Despite prospects for a large canola harvest in Canada, total supplies for 2012/13 may fall 445,000 tons from last year because of a decline in beginning stocks. A Canadian Government stocks report estimated the August 1 carryover at 788,000 tons (down from 2.2 million tons the previous year and the lowest level in 8 years). This came about as a result of a record-large domestic crush and exports for 2011/12. While a small increase in 2012/13 domestic crush is anticipated (up to 7.25 million tons from 7 million in 2011/12), a lower Canadian supply would limit canola exports next year. Export shipments are forecast to decline to 8.3 million tons from 8.7 million in 2011/12.

A lower supply for the world’s top rapeseed exporting country is likely to temper demand by the major importing countries. China may import 2.3 million tons of rapeseed in 2012/13 compared with 2.6 million for 2011/12. For the EU, rapeseed imports would be moderated by a slightly better domestic harvest (up 300,000 tons this month to 18.8 million tons).
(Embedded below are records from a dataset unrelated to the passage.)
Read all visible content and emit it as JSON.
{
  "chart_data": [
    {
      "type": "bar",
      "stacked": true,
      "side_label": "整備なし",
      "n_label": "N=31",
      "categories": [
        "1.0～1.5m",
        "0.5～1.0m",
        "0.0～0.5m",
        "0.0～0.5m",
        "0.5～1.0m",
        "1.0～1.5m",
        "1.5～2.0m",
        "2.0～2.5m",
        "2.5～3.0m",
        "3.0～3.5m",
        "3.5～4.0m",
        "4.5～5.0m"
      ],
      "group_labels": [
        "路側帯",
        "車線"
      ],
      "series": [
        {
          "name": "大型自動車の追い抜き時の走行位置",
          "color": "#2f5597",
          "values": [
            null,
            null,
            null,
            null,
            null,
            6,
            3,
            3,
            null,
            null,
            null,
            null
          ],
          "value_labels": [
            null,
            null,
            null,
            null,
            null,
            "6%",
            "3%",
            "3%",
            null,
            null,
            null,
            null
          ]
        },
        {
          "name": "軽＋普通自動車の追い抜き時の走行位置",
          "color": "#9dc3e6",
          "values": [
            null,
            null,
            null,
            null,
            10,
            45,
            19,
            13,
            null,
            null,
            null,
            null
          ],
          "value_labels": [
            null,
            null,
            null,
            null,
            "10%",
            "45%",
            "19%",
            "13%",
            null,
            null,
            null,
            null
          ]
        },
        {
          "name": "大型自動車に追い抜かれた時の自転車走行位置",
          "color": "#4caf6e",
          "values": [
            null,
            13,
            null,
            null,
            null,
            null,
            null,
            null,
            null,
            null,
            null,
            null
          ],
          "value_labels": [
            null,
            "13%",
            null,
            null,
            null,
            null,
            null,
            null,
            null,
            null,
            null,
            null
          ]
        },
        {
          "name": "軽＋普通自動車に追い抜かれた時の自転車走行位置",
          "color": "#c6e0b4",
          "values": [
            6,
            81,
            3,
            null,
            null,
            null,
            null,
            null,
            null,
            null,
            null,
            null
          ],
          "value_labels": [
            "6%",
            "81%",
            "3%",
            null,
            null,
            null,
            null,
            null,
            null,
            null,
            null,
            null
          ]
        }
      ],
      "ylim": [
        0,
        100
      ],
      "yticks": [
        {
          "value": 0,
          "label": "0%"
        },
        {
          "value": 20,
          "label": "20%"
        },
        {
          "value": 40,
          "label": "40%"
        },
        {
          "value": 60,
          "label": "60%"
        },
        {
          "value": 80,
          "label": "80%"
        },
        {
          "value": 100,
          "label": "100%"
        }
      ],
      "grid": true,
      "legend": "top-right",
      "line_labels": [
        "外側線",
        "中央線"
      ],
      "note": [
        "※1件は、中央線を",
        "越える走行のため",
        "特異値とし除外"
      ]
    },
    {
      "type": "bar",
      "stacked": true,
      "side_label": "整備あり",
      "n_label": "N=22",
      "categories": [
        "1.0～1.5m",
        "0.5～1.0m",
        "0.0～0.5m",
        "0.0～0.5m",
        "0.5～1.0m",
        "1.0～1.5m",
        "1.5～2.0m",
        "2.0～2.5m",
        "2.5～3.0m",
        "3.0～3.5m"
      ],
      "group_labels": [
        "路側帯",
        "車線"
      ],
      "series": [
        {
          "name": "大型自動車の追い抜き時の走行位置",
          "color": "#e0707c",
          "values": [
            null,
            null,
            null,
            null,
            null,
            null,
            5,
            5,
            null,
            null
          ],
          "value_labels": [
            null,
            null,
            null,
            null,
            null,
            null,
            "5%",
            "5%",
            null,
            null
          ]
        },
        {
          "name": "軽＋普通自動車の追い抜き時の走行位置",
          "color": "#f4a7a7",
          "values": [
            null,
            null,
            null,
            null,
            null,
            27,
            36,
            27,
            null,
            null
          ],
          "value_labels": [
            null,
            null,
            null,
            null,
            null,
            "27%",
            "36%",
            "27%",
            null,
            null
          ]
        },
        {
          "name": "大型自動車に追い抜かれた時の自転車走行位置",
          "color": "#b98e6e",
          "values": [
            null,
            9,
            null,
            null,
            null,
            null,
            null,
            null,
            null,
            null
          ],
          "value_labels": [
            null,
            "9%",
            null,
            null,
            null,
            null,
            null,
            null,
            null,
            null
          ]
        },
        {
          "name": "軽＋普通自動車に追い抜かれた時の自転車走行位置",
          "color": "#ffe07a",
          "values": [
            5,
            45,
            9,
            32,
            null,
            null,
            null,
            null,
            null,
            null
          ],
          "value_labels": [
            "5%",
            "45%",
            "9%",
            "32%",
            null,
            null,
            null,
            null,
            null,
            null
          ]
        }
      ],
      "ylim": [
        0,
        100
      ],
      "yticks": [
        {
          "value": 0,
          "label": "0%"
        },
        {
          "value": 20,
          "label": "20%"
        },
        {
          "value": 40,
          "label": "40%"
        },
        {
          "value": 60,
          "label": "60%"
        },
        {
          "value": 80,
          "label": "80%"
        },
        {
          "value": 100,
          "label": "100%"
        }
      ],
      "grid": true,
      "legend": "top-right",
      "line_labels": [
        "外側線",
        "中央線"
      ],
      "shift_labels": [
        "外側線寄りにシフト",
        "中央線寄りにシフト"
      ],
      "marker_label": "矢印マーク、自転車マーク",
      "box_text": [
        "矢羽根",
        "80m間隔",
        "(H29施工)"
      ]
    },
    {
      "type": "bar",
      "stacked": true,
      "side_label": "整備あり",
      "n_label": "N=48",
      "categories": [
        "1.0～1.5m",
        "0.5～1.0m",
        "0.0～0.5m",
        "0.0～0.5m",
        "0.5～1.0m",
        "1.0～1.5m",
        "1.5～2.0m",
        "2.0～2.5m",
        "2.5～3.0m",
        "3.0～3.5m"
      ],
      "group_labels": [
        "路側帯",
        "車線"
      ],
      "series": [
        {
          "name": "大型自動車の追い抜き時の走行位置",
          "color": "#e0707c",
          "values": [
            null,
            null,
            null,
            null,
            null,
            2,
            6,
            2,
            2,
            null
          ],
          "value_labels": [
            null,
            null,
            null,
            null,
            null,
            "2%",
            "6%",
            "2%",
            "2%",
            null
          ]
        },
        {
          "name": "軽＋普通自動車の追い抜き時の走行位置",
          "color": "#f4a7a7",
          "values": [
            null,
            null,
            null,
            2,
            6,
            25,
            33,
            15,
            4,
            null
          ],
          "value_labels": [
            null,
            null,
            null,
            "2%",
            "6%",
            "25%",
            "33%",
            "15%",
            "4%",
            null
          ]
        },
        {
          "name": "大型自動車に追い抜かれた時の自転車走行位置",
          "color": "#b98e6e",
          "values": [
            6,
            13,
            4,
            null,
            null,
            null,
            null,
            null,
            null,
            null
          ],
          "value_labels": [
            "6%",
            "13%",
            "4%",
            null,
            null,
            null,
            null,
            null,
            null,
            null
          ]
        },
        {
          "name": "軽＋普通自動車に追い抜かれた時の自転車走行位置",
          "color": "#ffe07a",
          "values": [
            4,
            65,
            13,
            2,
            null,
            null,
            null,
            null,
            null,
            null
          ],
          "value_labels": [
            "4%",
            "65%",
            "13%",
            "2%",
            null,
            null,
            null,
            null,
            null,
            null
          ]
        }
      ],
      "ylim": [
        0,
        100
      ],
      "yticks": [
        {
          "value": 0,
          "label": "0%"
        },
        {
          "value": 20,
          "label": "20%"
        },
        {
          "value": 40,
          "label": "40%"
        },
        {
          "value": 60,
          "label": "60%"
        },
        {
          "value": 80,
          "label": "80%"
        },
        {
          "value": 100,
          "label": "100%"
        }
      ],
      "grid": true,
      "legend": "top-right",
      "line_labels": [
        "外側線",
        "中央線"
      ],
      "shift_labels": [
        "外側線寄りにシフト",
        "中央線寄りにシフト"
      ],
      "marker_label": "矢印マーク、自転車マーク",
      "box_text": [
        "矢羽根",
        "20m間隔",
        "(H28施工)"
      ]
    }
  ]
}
Yet, EU ending stocks of rapeseed would continue to tighten as more is crushed to offset lower supplies of sunflowerseed and soybeans.

Hot and Dry Weather Damages Sunflowerseed Crops in Eastern Europe

Global sunflowerseed production for 2012/13 was forecast 1.65 million tons lower this month to 35 million tons. Prolonged summer heat and dryness in Ukraine, Russia, Kazakhstan, and Eastern Europe substantially impaired sunflower pollination this year.

Accompanied by below-average rainfall, Ukraine was unusually hot throughout July and August. Sunflowerseed production for the country is forecast down 700,000 tons this month to 8.5 million tons, which—despite an expansion of sown area—is down considerably from last year’s record harvest of 9.5 million tons. Ukraine favors its domestic crushing industry through differential export taxes on sunflowerseed and sunflowerseed oil. Thus, the impact of a smaller crop bears most heavily on sunflowerseed demand by domestic processors. A reduced output of sunflowerseed oil in Ukraine scales back the 2012/13 export forecast of the commodity by 300,000 tons this month to 3.2 million tons. This would be only modestly higher than 2011/12 exports of sunflowerseed oil at 3.1 million tons.

Similarly, Russia’s Southern District—the top-producing region for sunflowerseed in the country—was particularly hard hit by adverse summer weather. Russian sunflowerseed output is expected down to 6.7 million tons compared with the previous forecast of 7 million and last year’s record at 9.6 million. As in Ukraine, crop losses will impact domestic processors the most by reducing crush by 18 percent from last season to 6.2 million tons in 2012/13. This would cut sunflowerseed oil exports from Russia by more than half to 640,000 tons.

EU sunflowerseed production for 2012/13 is estimated 550,000 tons lower this month to 7 million tons based on reduced crop estimates for Romania, Bulgaria, Hungary, and Spain. EU imports of sunflowerseed oil are also likely to be curtailed to 1.15 million tons by fewer shipments from Ukraine.